Au-delà des contra­dic­tions réelles au sein de l’appareil d’Etat états-unien et du chan­ge­ment de dis­cours comme de tac­tique par l’administration Obama, on ne peut que consta­ter que si les Etats-Unis ont déclaré, dans un pre­mier temps, « illégal»le coup d’Etat, c’est pour ensuite appe­ler à la négo­cia­tion avec le gou­ver­ne­ment de facto et recon­naître les élec­tions du 29 novembre der­nier (aux côtés de la Colombie et du Costa Rica),tout en main­te­nant une partie de l’aide mili­taire à un pays qui avait été leur tête de pont dans la guerre contre la révo­lu­tion san­di­niste, dans les années 1980… Le rôle joué par l’Union Européenne au Honduras n’en n’est pas pour autant moins ambigu, puisqu’elle s’est pro­non­cée en ordre dis­persé face à l’illégitimité des élec­tions orga­ni­sées par le gou­ver­ne­ment put­schiste et alors qu’elle n’a pas sus­pendu toute son aide éco­no­mique, et ce malgré l’ampleur de la répres­sion du mou­ve­ment populaire.
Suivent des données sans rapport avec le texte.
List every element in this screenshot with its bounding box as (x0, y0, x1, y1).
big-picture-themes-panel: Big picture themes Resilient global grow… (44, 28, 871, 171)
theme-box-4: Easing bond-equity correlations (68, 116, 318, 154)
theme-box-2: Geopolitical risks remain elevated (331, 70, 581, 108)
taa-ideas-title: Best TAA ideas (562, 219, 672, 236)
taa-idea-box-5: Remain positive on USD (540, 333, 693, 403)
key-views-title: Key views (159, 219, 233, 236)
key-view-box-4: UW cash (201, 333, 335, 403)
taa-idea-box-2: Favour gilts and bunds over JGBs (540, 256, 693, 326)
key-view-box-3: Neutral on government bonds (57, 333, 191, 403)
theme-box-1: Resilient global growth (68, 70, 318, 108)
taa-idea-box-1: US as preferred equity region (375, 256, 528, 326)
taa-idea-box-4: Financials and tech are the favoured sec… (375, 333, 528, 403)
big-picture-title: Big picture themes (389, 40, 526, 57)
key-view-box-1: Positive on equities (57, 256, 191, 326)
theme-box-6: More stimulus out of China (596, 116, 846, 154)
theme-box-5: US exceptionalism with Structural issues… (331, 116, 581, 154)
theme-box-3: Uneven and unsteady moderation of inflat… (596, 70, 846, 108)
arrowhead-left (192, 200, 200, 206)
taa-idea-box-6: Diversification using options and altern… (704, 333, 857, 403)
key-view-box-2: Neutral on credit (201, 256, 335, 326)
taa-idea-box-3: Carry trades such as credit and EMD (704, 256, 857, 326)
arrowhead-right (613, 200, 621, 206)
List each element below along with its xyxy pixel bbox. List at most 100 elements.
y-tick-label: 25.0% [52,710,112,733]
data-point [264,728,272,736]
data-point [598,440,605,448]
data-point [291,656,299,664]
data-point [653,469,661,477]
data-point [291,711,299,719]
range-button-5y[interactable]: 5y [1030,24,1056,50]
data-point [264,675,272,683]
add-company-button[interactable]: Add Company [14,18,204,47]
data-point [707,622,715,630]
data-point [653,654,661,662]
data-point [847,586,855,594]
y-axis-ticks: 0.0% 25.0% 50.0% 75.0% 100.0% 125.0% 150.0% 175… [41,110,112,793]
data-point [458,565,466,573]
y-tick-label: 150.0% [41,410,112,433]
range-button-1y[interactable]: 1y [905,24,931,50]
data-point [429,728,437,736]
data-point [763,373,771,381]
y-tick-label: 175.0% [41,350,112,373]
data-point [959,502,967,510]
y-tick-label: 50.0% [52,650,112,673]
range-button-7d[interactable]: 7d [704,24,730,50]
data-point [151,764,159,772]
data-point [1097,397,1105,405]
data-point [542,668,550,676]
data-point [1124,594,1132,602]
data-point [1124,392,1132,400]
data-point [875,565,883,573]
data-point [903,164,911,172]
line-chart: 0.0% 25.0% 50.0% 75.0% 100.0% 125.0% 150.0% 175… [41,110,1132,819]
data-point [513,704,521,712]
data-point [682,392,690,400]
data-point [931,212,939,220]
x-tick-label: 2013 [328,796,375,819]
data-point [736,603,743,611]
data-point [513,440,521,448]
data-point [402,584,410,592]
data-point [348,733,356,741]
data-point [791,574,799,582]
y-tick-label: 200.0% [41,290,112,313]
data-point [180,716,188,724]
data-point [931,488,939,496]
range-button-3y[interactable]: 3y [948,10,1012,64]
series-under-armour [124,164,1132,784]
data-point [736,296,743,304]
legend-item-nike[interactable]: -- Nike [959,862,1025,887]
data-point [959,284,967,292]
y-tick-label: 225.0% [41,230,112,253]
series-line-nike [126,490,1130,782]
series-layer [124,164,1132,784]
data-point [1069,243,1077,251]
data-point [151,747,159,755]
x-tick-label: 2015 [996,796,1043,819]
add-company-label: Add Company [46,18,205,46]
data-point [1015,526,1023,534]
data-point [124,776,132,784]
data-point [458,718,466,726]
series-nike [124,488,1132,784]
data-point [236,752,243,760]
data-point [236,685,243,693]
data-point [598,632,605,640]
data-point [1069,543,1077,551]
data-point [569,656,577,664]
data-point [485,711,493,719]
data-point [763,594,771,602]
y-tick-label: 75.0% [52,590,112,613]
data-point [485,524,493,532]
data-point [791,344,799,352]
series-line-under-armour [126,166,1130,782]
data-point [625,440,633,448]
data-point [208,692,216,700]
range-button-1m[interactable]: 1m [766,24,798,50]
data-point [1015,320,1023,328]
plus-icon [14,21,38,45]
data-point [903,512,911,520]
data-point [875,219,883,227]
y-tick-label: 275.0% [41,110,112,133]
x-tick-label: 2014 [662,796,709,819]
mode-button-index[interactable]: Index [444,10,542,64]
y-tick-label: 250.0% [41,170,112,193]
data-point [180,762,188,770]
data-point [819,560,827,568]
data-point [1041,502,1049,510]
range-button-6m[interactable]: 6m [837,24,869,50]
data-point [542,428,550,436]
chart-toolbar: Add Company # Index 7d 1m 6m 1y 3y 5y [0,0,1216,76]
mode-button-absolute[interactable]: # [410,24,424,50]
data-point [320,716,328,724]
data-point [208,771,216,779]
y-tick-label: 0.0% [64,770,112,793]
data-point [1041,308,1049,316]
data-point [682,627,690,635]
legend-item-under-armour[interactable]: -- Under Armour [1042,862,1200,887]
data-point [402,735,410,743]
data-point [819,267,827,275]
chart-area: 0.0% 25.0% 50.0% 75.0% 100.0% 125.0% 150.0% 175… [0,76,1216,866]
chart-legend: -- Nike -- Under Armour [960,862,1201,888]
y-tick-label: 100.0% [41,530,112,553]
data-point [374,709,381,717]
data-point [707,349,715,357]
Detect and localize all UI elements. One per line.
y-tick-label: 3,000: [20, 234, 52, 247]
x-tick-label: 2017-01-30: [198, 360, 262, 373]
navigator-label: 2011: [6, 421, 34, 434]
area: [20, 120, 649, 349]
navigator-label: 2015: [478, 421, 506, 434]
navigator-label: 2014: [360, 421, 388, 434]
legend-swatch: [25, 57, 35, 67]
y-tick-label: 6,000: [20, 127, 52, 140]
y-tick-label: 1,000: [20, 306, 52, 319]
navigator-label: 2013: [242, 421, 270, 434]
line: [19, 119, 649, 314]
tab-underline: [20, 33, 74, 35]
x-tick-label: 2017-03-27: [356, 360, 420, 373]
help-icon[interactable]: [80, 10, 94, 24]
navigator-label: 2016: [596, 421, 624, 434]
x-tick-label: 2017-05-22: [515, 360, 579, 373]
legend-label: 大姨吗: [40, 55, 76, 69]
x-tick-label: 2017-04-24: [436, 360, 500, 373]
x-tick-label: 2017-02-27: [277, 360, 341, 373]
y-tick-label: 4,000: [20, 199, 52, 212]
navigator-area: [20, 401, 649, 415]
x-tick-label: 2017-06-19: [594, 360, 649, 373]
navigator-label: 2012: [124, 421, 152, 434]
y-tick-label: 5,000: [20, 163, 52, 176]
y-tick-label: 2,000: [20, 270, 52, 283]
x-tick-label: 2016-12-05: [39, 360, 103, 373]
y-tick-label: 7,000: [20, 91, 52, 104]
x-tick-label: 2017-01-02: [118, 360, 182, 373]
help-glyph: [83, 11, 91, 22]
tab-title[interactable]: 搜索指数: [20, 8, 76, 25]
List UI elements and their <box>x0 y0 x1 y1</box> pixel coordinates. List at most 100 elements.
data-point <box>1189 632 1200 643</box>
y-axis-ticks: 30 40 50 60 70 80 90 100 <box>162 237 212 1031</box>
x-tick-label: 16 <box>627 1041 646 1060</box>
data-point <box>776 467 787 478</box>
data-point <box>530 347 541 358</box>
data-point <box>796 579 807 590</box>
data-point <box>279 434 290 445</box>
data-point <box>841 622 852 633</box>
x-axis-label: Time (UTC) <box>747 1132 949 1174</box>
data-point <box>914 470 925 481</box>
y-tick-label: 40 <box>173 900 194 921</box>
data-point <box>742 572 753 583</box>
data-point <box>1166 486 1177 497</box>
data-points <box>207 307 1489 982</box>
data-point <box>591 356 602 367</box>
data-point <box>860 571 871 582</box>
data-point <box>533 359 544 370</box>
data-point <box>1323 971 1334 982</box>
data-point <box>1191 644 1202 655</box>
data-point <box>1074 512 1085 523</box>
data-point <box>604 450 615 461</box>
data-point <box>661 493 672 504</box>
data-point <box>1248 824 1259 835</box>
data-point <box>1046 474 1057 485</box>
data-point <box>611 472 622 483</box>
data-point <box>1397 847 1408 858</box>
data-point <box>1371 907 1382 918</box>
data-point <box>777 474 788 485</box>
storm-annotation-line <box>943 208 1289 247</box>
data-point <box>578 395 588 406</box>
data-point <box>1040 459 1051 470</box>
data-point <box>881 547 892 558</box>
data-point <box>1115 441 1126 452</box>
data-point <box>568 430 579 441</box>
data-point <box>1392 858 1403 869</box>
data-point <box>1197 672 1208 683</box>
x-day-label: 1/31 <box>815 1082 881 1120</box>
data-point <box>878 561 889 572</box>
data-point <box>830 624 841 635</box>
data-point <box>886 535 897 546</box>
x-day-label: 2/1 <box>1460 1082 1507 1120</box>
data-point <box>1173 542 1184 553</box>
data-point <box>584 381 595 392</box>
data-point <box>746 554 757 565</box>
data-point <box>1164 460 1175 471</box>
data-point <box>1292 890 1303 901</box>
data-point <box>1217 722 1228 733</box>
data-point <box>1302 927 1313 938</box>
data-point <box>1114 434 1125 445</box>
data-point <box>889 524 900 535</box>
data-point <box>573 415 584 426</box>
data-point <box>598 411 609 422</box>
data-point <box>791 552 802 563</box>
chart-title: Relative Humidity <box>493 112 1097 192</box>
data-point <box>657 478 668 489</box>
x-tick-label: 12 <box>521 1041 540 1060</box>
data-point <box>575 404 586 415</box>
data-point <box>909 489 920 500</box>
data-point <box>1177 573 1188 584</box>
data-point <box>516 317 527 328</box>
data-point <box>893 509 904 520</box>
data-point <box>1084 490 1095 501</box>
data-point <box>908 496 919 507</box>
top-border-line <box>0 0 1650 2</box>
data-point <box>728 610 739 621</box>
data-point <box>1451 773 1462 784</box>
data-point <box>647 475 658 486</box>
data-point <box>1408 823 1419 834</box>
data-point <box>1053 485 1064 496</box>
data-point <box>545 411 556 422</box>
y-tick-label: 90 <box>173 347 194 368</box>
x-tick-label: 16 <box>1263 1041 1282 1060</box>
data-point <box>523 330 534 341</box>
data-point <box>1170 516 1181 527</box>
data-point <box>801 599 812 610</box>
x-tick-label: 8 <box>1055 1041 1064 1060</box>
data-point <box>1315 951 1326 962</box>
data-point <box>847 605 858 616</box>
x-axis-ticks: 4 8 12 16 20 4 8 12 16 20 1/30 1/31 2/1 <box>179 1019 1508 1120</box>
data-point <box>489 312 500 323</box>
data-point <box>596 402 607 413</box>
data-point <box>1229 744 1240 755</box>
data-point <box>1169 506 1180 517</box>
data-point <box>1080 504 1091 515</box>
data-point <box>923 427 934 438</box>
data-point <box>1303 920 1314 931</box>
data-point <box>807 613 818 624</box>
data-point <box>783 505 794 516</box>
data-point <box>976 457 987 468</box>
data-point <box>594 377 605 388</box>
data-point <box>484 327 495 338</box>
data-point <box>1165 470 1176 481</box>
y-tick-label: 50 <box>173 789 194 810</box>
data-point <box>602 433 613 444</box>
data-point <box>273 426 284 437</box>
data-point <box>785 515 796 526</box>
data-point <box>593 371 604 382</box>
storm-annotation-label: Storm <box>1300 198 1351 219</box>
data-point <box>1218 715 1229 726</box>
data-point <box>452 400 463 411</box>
Aujourd’hui, qua­torze bases amé­ri­caines sont ins­tal­lées en Amérique latine et Caraïbes. Elles sont situées sur les ter­ri­toires de pays alliés, sauf Guantanamo à Cuba (base mili­taire amé­ri­caine depuis 1903) et encerclent le Venezuela, la Bolivie et l’Equateur. Le Pentagone ainsi que le Ministère de la Guerre des Etats-Unis viennent de déci­der d’en ins­tal­ler sept sur le sol Colombien, après l’initiative prise par le Président équa­to­rien Rafael Correa d’ordonner la fer­me­ture de la base aéro­na­vale de Manta en Equateur. Cette der­nière était le prin­ci­pal centre d’espionnage élec­tro­nique et satel­li­taire du Pentagone en Amérique du Sud. Pour pou­voir main­te­nir son contrôle dans la région, l’administration d’Obama a renoué avec la doc­trine de la Sécurité natio­nale, appe­lée aujourd’hui « Sécurité hémi­sphé­rique», qui pro­pose d’isoler n’importe quel gou­ver­ne­ment qui contra­rie­rait les inté­rêts de Washington, comme par exemple le gou­ver­ne­ment boli­va­rien au Venezuela (qui n’a pour­tant jamais pra­ti­qué d’expropriation majeure de capi­tal trans­na­tio­nal en 10 ans de « révo­lu­tion boli­va­rienne»). En outre, l’armée US a réac­tivé la Quatrième Flotte en 2008, avec l’intention « de com­battre le ter­ro­risme», les « acti­vi­tés illé­gales», cette flotte vise un inter­ven­tion­nisme de type aéro­na­val et non ter­restre. Tout cet ensemble cor­res­pond donc clai­re­ment à un mes­sage de guerre.